Depuis un an, j’ai découvert plein d’activités - avec Skin, l’activité artistique mais aussi par ailleurs le surf, les cours de plongée, la confection de bijoux, et bientôt, j’aimerais essayer le parapente. ça me fait du bien d’oser et de dépasser mes limites.
Cette prise de conscience est arrivée pendant et après les traitements.
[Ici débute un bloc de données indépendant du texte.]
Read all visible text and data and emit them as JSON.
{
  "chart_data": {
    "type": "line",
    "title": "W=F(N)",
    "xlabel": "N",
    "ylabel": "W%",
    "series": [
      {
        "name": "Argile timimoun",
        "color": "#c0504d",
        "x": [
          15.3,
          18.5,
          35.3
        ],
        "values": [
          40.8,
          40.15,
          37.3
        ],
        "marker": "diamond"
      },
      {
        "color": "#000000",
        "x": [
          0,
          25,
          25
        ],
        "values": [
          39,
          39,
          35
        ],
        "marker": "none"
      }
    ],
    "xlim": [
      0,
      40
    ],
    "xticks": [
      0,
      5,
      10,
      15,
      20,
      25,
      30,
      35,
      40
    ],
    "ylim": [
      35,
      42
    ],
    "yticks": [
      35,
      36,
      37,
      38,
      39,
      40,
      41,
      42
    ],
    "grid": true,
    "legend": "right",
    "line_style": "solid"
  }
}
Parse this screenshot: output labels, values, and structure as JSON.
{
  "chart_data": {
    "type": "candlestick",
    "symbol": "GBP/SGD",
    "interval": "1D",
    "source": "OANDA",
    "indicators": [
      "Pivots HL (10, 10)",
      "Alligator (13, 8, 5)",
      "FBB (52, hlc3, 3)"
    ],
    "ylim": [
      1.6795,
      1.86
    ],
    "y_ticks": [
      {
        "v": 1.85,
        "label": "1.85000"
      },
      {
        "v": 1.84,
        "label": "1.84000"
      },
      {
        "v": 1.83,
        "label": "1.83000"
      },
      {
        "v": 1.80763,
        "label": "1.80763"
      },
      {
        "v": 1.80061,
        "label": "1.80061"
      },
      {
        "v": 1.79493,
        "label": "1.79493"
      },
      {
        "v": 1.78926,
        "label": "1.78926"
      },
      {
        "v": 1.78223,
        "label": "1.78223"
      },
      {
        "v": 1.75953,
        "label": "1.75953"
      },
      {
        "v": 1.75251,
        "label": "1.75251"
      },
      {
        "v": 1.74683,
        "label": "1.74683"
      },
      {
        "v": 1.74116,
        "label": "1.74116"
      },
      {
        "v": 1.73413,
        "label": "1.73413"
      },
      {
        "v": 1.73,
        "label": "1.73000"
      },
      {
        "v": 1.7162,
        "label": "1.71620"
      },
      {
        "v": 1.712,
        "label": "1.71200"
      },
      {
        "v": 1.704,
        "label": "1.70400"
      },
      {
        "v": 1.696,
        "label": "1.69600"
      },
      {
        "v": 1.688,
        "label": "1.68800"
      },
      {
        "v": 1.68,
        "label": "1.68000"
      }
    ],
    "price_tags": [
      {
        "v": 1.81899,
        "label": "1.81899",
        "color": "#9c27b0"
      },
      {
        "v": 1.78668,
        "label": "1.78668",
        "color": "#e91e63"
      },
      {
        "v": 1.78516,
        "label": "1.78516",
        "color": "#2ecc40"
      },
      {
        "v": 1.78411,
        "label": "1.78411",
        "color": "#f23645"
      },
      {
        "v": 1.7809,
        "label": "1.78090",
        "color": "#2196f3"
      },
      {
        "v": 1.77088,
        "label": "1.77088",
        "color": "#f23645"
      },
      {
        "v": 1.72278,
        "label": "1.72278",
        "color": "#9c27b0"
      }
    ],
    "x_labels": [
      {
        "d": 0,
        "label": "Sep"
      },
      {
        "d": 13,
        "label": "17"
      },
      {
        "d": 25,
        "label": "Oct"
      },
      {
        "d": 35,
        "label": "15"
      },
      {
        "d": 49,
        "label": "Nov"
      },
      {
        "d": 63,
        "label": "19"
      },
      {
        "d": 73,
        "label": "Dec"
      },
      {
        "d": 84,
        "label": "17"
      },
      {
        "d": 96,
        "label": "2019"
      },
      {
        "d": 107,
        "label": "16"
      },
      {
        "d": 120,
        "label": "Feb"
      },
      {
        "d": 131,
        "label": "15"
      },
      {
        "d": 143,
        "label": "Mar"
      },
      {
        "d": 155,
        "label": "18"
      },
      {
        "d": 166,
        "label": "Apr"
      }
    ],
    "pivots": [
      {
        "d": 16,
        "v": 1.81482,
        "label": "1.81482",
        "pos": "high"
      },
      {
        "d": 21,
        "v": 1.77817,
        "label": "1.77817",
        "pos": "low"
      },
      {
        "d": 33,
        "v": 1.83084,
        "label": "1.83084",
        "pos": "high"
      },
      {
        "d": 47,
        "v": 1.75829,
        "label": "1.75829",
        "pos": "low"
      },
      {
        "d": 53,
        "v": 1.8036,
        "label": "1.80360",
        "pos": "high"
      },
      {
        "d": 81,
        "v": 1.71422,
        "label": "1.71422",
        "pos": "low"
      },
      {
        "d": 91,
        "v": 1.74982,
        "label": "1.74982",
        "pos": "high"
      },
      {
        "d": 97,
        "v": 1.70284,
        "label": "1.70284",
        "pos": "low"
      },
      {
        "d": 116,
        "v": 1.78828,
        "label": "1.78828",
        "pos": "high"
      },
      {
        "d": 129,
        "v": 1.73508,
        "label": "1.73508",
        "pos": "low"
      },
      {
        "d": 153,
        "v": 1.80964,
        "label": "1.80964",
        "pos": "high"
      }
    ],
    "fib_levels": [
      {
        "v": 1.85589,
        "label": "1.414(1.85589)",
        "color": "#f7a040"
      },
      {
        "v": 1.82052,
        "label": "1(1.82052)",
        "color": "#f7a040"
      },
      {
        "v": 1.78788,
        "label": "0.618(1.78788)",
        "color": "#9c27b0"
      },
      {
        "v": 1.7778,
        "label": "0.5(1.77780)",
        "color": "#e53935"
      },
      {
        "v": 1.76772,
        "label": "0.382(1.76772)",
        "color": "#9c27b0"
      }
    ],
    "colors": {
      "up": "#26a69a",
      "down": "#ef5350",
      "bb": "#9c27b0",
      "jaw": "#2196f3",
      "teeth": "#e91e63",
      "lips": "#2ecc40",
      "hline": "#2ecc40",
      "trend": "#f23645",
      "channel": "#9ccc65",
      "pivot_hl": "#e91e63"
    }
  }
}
Pour tourner la page,  ce qui m’a beaucoup aidée, c’est d’abord le temps que j’ai pu prendre pour moi depuis avril 2019. C’est à ce moment-là que j’ai eu envie de faire des activités pour moi. J’ai commencé à écrire des articles qui relataient mon expérience et qui listaient mes petits conseils et astuces. Puis j'ai décidé de les publier sur un blog et sur les réseaux sociaux pour aider les autres. Le nom est The Putsch Girls (https://theputschgirls.fr). J’ai alors découvert une immense communauté. Ce fut une très belle surprise avec énormément d’échanges en un an. Ça m’a vraiment beaucoup aidée. Ça a été une vraie thérapie de mettre des mots sur ce que j’ai vécu et d’échanger avec d’autres sur des expériences similaires, leur vécu, leurs perceptions, leurs sensations. J’ai pu libérer mes émotions dès ce moment-là. Pour commencer à tourner cette page.
 
Quelle est ta définition de la résilience ?
 
Pour moi, la résilience existe lorsque l’on parvient à surmonter l’état de choc et de profonde détresse induit par un traumatisme. Cela passe par retrouver un équilibre, psychologique comme physique; ainsi que retrouver des repères au quotidien, pour avoir une vie qui colle au nouveau soi. 
 
Et celle de la créativité ;-)
 
Pour moi, la créativité c’est ouvrir ses bras pour laisser place à la flânerie, à la rêverie, au lâcher-prise et à l’instant présent. C’est s’exprimer, en mettant de côté tout jugement, et produire une belle œuvre.